La main reste tendue

Accusé de compromissions sur sa ligne politique pour satisfaire un camp fracturé entre le bilan du quinquennat sortant, le désaveu de Manuel Valls et la promotion d'un ancien ministre devenu chef de file des députés frondeurs, Benoît Hamon est même soupçonné de préparer un accord au bout du chemin avec Emmanuel Macron. Benoît Hamon est "sous influence solférinienne", juge même Alexis Corbière, porte-parole de Jean-Luc Mélenchon.

De son côté, ce dernier a bâti en un an une structure qui revendique 250.000 adhérents et un programme étoffé qu'il paraît difficile de détricoter à deux mois du premier tour de l'élection présidentielle, au motif d'une alliance avec un parti honni durant le quinquennat. Mais, pour chacun, hors de question toutefois d'apparaître comme le fossoyeur du rassemblement. "La main, elle est tendue, elle le reste", assure ainsi Alexis Bachelay, porte-parole de Benoît Hamon.

L'accord entre Benoît Hamon et Yannick Jadot progresse (lentement mais) sûrement

Dans le même temps, celui-ci tarde à finaliser l'accord avec l'écologiste Yannick Jadot, annoncé comme imminent depuis plusieurs jours. Ce lundi, les deux hommes se sont rencontrés deux heures durant dans une brasserie parisienne. "Nous avons des convergences sur les grandes perspectives mais sur les points d'étape et la mise en oeuvre concrète, on n'y est pas du tout", a expliqué David Cormand, secrétaire national d'Europe Écologie-Les Verts, en citant en guise d'exemple les étapes de fermeture des réacteurs nucléaires.

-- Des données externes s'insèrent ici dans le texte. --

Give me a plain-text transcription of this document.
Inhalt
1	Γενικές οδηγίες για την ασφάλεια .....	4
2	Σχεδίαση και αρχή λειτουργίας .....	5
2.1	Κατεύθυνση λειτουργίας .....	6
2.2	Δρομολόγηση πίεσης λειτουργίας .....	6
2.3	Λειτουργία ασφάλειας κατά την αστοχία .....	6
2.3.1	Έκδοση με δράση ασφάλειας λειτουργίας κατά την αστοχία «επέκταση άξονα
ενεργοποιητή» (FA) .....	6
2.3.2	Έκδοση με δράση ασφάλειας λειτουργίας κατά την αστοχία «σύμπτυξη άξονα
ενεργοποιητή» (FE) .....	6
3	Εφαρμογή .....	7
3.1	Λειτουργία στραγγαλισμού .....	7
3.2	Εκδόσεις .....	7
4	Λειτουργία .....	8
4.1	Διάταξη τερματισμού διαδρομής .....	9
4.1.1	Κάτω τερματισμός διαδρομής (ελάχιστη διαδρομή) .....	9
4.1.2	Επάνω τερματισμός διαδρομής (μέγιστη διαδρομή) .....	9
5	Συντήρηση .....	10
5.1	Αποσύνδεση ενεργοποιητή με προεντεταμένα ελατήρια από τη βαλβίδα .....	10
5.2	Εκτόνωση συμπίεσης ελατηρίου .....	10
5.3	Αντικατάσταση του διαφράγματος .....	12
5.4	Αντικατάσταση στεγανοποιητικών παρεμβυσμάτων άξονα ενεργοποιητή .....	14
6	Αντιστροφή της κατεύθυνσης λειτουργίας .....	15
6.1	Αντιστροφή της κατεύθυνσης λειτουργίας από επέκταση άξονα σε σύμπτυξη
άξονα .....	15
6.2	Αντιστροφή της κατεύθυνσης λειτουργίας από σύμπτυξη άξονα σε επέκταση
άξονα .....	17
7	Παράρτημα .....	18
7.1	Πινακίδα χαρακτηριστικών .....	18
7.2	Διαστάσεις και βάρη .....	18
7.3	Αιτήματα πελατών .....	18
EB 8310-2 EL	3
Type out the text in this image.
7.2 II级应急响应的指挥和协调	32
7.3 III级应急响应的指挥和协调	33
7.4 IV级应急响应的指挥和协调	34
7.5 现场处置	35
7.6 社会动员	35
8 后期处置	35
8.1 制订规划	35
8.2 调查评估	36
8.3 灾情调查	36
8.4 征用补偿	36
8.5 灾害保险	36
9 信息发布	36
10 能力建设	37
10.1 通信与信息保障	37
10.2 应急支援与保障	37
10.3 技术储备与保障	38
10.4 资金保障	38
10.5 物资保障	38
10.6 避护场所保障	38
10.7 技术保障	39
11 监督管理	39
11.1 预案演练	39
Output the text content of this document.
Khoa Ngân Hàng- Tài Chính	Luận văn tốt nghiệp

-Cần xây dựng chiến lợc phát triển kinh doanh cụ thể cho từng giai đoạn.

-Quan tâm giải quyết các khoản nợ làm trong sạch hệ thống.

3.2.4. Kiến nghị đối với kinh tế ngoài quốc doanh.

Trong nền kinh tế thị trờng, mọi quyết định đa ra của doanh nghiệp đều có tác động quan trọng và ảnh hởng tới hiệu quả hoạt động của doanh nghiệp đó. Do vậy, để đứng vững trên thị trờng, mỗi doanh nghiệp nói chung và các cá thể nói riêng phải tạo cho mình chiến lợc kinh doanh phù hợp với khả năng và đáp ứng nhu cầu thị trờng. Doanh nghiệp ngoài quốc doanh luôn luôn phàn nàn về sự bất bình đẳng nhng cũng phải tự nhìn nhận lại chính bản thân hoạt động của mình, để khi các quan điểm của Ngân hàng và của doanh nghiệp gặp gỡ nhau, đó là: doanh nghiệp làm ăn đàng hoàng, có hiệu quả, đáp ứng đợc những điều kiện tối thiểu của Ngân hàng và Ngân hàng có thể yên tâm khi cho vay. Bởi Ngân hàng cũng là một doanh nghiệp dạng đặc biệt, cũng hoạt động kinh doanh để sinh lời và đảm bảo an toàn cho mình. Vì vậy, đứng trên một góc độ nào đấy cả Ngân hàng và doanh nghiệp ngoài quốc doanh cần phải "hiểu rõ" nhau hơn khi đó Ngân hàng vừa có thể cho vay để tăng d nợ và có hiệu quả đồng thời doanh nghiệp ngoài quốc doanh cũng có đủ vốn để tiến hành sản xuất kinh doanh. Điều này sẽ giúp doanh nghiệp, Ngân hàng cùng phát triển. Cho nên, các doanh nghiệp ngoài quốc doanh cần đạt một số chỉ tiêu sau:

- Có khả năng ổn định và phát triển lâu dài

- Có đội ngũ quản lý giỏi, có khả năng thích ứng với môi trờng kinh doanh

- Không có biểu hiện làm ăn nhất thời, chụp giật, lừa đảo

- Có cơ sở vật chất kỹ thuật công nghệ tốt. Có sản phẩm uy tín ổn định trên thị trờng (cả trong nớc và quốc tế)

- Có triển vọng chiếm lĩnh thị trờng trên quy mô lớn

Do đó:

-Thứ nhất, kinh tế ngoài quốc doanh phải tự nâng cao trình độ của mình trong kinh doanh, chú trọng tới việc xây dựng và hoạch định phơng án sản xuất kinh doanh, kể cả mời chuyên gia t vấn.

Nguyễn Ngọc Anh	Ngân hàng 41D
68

Selon lui, les discussions devraient s'étaler encore pendant deux jours et un document devrait être présenté jeudi matin au comité de campagne de Yannick Jadot, avant un éventuel vote des militants le week-end prochain.

Le Parti communiste veut encore essayer

Devant ce rapprochement possible dont son représentant serait exclu, le PCF va publier ce mardi matin un texte pour "hausser le ton" et proposer un "pacte majoritaire à gauche" destiné à "remettre quelque chose de positif à l'horizon". Outre une "adresse au peuple de France" sur le risque d'une victoire du Front national, le Parti communiste annoncera un calendrier de rencontres, dès cette semaine, avec Jean-Luc Mélenchon, que le parti continue à soutenir à la présidentielle, Benoît Hamon, candidat PS et Europe Ecologie-Les Verts, a précisé ce lundi Olivier Dartigolles, porte-parole du PCF.

Il s'agit de "proposer un pacte majoritaire à gauche, où nous pourrions, au delà de nos débats, nous entendre sur l'essentiel: la VIe République, une Loi Travail pour le XXIe siècle, la relance industrielle articulée à la transition écologique et la sortie de l'Europe de l'austérité", a-t-il résumé. Il a précisé que le PCF se placerait dans un rôle de médiateur, disant "qui et quand" il rencontrerait et donnant "la nature exacte de la réponse donnée, en toute transparence".